Monday, March 10, 2014

Baked Fish Fillets with Mushroom Stuffing

Baked Fish Fillets with Mushroom Stuffing

 Baked Fish Fillets with Mushroom Stuffing

  Serves 3-4

Ingredients
 4 large Dover sole fillets, skinned
 8 oz (225 g) dark-gilled mushrooms, finely chopped
 1 oz (25 g) butter
 1 tablespoon oil
 1 small onion, finely chopped
 freshly grated nutmeg
 1 level tablespoon finely chopped parsley
 5 fl oz (150 ml) dry white wine or cider
 2 level tablespoons plain flour
 5 fl oz (150 ml) milk
 lemon juice
 1 tablespoon double cream
 salt and freshly milled black pepper
To garnish:
 few sprigs watercress
 Pre-heat the oven to gas mark 4, 350ºF (180ºC).
First of all melt half the butter and all the oil together in a pan and fry the onion gently until soft and golden.

Add the mushrooms and cook until all the juices have evaporated and the remaining mixture is a dryish, spreadable paste – this will probably take about 20 minutes.

Remove from the heat, season with salt, pepper and nutmeg, then transfer all but 2 tablespoons of the mixture to a basin and mix with the parsley.

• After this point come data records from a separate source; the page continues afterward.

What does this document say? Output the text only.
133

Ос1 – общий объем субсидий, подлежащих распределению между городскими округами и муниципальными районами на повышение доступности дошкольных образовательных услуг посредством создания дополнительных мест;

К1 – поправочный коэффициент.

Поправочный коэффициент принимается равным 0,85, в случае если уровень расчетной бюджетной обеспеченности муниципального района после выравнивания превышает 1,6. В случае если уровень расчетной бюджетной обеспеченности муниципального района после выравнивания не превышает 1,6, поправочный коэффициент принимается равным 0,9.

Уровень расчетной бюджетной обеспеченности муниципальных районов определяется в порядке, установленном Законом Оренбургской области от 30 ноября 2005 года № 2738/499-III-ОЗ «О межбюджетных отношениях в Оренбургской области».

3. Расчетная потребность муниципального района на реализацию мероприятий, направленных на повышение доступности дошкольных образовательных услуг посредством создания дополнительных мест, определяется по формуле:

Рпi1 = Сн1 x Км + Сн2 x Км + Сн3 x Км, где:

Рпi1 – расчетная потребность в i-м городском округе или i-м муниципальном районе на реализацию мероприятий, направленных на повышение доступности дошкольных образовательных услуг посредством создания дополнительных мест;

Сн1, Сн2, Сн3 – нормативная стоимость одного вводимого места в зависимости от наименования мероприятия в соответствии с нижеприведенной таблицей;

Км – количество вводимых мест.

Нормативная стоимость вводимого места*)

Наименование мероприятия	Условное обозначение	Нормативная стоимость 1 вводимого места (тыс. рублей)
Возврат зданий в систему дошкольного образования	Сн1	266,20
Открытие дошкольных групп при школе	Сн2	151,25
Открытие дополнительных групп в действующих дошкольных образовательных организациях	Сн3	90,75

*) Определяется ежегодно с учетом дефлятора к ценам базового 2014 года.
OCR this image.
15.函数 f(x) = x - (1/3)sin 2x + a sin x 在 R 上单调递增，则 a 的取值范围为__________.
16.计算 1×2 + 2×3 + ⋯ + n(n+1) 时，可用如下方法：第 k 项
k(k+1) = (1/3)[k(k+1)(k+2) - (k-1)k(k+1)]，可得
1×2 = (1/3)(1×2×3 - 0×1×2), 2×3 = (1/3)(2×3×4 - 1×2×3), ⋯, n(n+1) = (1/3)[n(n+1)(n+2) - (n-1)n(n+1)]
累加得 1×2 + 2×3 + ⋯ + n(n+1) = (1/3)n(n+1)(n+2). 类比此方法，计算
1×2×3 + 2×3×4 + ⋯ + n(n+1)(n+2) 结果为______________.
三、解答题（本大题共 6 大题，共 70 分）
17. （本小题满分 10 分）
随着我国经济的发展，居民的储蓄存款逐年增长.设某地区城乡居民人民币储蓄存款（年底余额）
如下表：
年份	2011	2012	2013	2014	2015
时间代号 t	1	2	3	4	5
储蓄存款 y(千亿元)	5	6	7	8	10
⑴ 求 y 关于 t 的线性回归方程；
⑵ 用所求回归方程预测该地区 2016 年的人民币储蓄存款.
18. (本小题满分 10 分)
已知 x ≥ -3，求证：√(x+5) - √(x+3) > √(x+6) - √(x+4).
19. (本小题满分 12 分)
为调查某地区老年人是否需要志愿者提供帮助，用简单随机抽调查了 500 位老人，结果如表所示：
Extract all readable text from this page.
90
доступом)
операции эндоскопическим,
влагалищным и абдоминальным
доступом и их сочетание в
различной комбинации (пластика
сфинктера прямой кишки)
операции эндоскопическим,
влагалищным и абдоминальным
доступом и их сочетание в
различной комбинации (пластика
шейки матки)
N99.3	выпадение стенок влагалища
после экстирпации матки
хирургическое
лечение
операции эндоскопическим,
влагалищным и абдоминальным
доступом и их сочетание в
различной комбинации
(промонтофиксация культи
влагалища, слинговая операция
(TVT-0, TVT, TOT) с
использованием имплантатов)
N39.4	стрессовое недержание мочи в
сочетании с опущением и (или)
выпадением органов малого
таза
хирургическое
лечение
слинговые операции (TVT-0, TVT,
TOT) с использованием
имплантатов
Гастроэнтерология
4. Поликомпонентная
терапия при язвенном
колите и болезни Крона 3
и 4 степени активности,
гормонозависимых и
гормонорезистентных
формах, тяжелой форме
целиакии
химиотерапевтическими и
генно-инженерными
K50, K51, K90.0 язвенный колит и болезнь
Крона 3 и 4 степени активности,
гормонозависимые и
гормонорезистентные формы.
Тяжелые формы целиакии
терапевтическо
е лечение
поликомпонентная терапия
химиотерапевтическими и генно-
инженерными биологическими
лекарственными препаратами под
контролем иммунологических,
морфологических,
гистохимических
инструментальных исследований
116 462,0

Next cut the fish fillets in half lengthways and spread an equal quantity of the mushroom mixture on the skinned side of each piece. Roll up the fillets from the head to the tail end and place closely together in a baking dish.

Pour in the wine or cider, place a piece of buttered silicone paper (parchment) directly on top of the fish and bake in the oven for 20 minutes.

Meanwhile, melt the remaining butter in a saucepan, blend in the flour and cook for 2 minutes, stirring continuously. When the fish is ready, transfer it to a warmed serving dish, using a draining spoon; cover and keep warm.

Now add the cooking liquid to the butter and flour mixture, beating all the time to get a smooth sauce, and also blend in the milk.

Then bring to boiling point, stirring all the time, add the remaining mushroom mixture, season with salt, pepper and a squeeze of lemon juice and stir in the cream.

Pour over the fish and serve garnished with watercress.